The pull was slightly more than an S&P Global Platts' survey of analysts calling for a 105 Bcf withdrawal. It was less than the 152 Bcf pull reported during the corresponding week in 2019 but more than the five-year average draw of 106 Bcf, according to EIA data. Storage volumes now stand 680 Bcf, or 48%, more than the year-ago level of 1.411 Tcf and 176 Bcf, or 9%, more than the five-year average of 1.915 Tcf.
US working gas stocks have reported stronger than average declines for most of February, but warmer temperatures for the last week of month saw residential and commercial demand slashed 7.4 Bcf/d, according to S&P Global Platts Analytics. US-level, population-weighted temperatures increased 3 degrees week over week, led by the Midwest, which gained 8 degrees week over week.
The NYMEX Henry Hub April contract slipped 1 cent to $1.817/MMBtu in trading following the release of the weekly storage report. The entire 12-month contract strip edged lower by about 3 cents this morning to an average $2.13, with much of the sell-off weighted towards the front of the curve. With winter officially in the books and April taking the prompt month position, the next ten months are each priced higher than the one before, which puts the price of gas higher in October than the higher-demand months of July and August.
Platts Analytics' supply and demand model currently expects a 40 Bcf draw compared to the five-year average pull of 99 Bcf for the week ending March 6. This would further expand the storage surplus with only about three more weeks of withdrawals remaining before the flip to net injections.
Balances continue to move wider as the winter season moves toward the exit, making for the second straight week where balances have loosened by upwards of 7 Bcf/d, according to Platts Analytics.
Demand once again took a tumble, averaging 102 Bcf/d this week.
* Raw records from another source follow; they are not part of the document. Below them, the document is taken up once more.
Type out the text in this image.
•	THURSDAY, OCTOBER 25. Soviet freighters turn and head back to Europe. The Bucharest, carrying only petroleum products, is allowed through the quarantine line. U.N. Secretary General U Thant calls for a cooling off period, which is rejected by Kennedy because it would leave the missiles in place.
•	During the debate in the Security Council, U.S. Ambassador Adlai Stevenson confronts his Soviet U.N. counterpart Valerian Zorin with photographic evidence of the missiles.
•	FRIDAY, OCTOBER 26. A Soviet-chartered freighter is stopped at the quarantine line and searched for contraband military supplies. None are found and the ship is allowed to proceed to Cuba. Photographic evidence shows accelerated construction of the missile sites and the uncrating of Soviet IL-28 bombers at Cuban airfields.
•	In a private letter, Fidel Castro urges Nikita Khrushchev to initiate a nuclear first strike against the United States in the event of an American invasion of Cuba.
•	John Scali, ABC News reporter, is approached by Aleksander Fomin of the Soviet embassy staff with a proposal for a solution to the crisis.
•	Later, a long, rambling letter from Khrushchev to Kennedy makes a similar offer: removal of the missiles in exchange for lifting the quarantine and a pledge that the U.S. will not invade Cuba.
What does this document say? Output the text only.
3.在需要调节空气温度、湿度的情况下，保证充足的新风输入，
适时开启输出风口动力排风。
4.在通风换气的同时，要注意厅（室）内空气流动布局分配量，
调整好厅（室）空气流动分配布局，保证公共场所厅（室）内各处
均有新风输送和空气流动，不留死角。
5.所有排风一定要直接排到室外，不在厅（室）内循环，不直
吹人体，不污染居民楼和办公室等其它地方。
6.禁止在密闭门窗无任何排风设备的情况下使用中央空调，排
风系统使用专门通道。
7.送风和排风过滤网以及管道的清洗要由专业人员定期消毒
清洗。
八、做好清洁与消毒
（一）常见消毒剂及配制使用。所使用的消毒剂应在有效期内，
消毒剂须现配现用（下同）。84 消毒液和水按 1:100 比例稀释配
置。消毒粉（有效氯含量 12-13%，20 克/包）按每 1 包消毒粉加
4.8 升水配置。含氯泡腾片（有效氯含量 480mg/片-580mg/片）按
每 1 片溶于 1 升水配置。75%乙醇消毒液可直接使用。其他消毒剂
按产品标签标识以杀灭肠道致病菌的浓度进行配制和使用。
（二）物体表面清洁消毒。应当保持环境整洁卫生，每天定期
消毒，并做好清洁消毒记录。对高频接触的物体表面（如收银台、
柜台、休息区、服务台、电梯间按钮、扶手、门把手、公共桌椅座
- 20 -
Notably, the Northeast and Midwest have not been the largest contributors to the drop, and instead the Southeast and Texas regions are driving significant losses in demand, falling by 2.2 Bcf/d and 1.5 Bcf/d, respectively, on a combination of LNG feedgas losses, joined by lower power and residential and commercial as well. Upstream, supplies have also softened, falling 0.5 Bcf/d compared with the week prior, after a slight increase in LNG sendout was outdone by a more than 0.6 Bcf/d drop in Canadian imports and a 0.1 Bcf/d drop in onshore production.
Barring a surprise cold snap, US working gas in storage looks likely to exit the heating season at roughly 2 Tcf, 300 Bcf more than the five-year average and nearly 900 Bcf more than 2019. Currently, only the Mountain and Pacific regions hold working volumes below the five-year average. However, the Pacific made massive year-over-year gains, as storage stands 74.3% higher than this time last year, due in part to increased optionality at the Aliso Canyon storage field.
The Midwest region's storage surplus relative to last year's mark hit a winter-to-date high Tuesday as the region looks to finish well above last year. This winter to date, withdrawals have averaged 0.5 Bcf/d below the five-year average, according to Platts Analytics. Should this continue, the excess storage will likely weigh on Chicago's summer basis, which is trading 2 cents above last year's summer strip of minus 24 cents/MMBtu relative to Henry Hub.